By Ndanki Kahiurika
Staff of beleaguered Air Namibia yesterday gathered to pray for divine intervention with the struggling parastatal’s financial affairs.
This was confirmed by the airline’s spokesperson, Paul Nakawa, who was one of the two masters of ceremony at the prayer gathering at their head office.
Nakawa said staff held prayer sessions once in a while, depending on the issues that afflicted the state-owned enterprise.
“During these trying times, it is our belief and conviction that God, whose power surpasses all human understanding, will intervene divinely! Where there is despair, he will give hope, and where there are uncertainties, he will give courage and wisdom. The prayer session for today was well attended, and we prayed for the continuance and prosperity of Air Namibia and Namibia at large,” Nakawa said.
On Sunday, acting managing director Mandi Samson wrote to staff, reminding them of the voluntary prayer session scheduled for yesterday between 12h45 and 13h15.
In the email, Samson said the company faced various challenges, and that staff should join in the session to pray that the company overcomes the challenges.
“We are all aware of the challenges facing the national carrier of the Republic of Namibia, and it will indeed be appreciated if we can join in prayer, and through our common faith, believe that Air Namibia, which has existed in various forms for very many years, will continue its operations, will overcome its obstacles, and will be of pride to our country,” she said.
Samson, who has been acting MD for over two years now, said all available employees not engaged in operational activities were invited to the prayer session which was held in the company’s training room.
Air Namibia is one of the SOEs heavily dependent on government bailouts to continue operating, receiving over N$6 billion since 2000. According to the 2017/18 national budget, Air Namibia will continue to be a burden on state finances as it has been allocated N$486 million for 2017/18, N$494 million for 2018/19, and N$498 million for 2019/20.
The Namibian Broadcasting Corporation and other local media houses recently reported that President Hage Geingob had instructed the loss-making parastatal to account for its funds and to ensure that it becomes profitable soon or risk closure.

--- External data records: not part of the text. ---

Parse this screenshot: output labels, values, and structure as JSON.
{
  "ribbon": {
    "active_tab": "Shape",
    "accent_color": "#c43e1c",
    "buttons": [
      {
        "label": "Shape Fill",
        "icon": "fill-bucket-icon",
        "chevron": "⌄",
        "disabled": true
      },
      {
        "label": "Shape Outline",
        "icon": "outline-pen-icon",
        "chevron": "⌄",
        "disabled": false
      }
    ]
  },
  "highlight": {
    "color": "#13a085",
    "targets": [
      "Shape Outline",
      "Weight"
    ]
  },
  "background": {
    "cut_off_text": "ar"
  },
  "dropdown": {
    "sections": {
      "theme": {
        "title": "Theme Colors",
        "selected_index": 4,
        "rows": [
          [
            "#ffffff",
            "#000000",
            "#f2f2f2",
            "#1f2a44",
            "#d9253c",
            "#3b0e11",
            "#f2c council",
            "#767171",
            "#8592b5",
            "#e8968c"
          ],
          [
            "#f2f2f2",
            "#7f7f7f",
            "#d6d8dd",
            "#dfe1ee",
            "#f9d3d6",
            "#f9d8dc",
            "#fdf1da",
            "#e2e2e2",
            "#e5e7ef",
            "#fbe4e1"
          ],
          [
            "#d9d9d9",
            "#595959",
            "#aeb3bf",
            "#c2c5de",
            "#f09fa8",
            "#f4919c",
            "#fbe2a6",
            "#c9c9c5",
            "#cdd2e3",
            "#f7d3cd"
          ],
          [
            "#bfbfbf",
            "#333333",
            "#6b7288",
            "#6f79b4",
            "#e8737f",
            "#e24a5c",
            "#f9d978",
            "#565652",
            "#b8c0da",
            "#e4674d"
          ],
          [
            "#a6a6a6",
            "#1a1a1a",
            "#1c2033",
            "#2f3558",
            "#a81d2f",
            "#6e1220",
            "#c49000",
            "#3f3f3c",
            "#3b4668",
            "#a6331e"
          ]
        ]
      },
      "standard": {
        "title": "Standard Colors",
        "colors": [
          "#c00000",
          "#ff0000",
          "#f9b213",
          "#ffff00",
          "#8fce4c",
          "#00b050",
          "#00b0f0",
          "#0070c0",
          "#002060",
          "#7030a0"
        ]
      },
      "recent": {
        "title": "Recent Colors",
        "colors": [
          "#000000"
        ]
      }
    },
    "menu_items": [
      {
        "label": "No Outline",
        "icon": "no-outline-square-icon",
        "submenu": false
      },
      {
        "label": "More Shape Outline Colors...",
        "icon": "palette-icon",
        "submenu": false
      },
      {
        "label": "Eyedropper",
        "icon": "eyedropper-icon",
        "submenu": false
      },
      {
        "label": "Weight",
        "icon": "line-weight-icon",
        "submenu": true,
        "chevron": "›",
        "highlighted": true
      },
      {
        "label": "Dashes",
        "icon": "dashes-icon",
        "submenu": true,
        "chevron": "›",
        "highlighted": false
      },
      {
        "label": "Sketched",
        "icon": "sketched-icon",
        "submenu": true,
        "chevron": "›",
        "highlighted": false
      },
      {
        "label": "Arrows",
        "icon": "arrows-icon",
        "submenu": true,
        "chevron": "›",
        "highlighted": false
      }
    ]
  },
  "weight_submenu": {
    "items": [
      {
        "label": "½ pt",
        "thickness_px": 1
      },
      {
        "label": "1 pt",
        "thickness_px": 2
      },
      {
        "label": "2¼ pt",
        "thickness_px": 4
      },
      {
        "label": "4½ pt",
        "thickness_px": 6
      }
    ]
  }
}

Air Namibia, which has been incurring losses of roughly N$250 million per year, promised to account to the public by releasing a consolidated report of its finances and operations for the last 10 years by the end of last year but had failed to do so. Its last annual report was for the 2003/4 financial year.
In a bid to make a case for its continued existence, the airline last May released a report by Oxford economist Ian Mulheirn which focused on the economic impact of the parastatal and projected that its direct economic impact would amount to N$1,7 billion by 2022.